Nate Newton on 2 different occasions was busted with over 175 pounds of Marijuana - do you know how much weed that is?? And he was let back in the league.

Alonzo Spellman - DUI arrest, terrorizing a passenger flight, which included threatening the pilot telling him he is "about to rip your throat our!"

Mark Gastineau - Drug possession and woman beating (which included burning the victim with a cigarrette lighte!)

I could go on and on. The point is, to not allow Vick to be readmitted into the league to make a living the only way he can, would be outright hypocrisy. How can you justify freezing him out, when all of these other sociopaths were let back in after some pretty nasty crime in their own right.

Roger Welton, DVM said...

Well, those sociopaths should not have been allowed back in the NFL either!

Jan said...

Kurt makes a good point that we should not consider the gravity of these other crimes perpetrated by NFL thugs to be any less severe than what Vick did. If we do, we run the risk of coming off like kooky animal rights people.

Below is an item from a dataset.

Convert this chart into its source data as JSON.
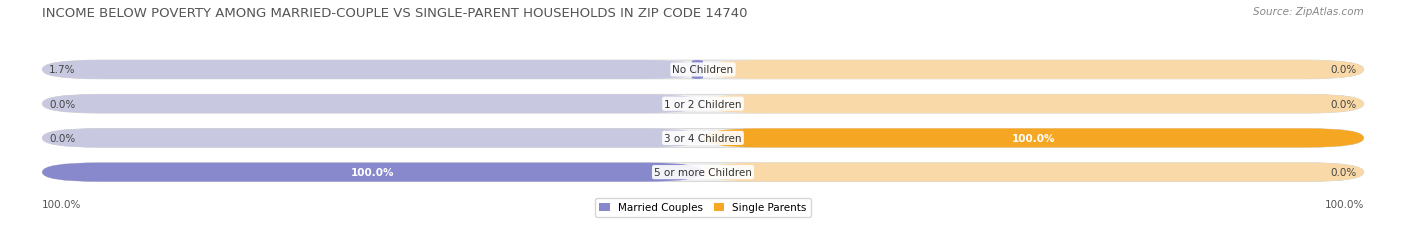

Still, it is very upsetting to see people cheering for this monster, but I will not sign on to the idea that this occurs because people generally do not take animal cruelty crimes seriously. This is just another example of professional athletes being held to less of a standard of conduct than the rest of us.

Because we cannot throw a ball, run very fast, and be the sports hero, us mere mortals are held to a higher standard. I can assure you this, a convicted felon would not get his job back at McDonalds. They would not take on that kind of bad PR.

Isn't it funny that McDonalds has higher employee standards than the NFL and its fans?

callie79 said...

I nearly cried when I first heard the news of what this man did, and hated him as much as the next person. But I have known people that have done some pretty bad things that they are truly sorry for, whether getting caught or other circumstances that led to their change of heart. To condemn this man, assuming that he is not capable of of feeling remorse for what he did beyon simply getting caught is unfair. We do not know what is in his mind.

While it is still hard to look at him enjoy himself on the field and see poeple cheer for him, I still think that our humanity must at least offer anyone who served their time, a second chance.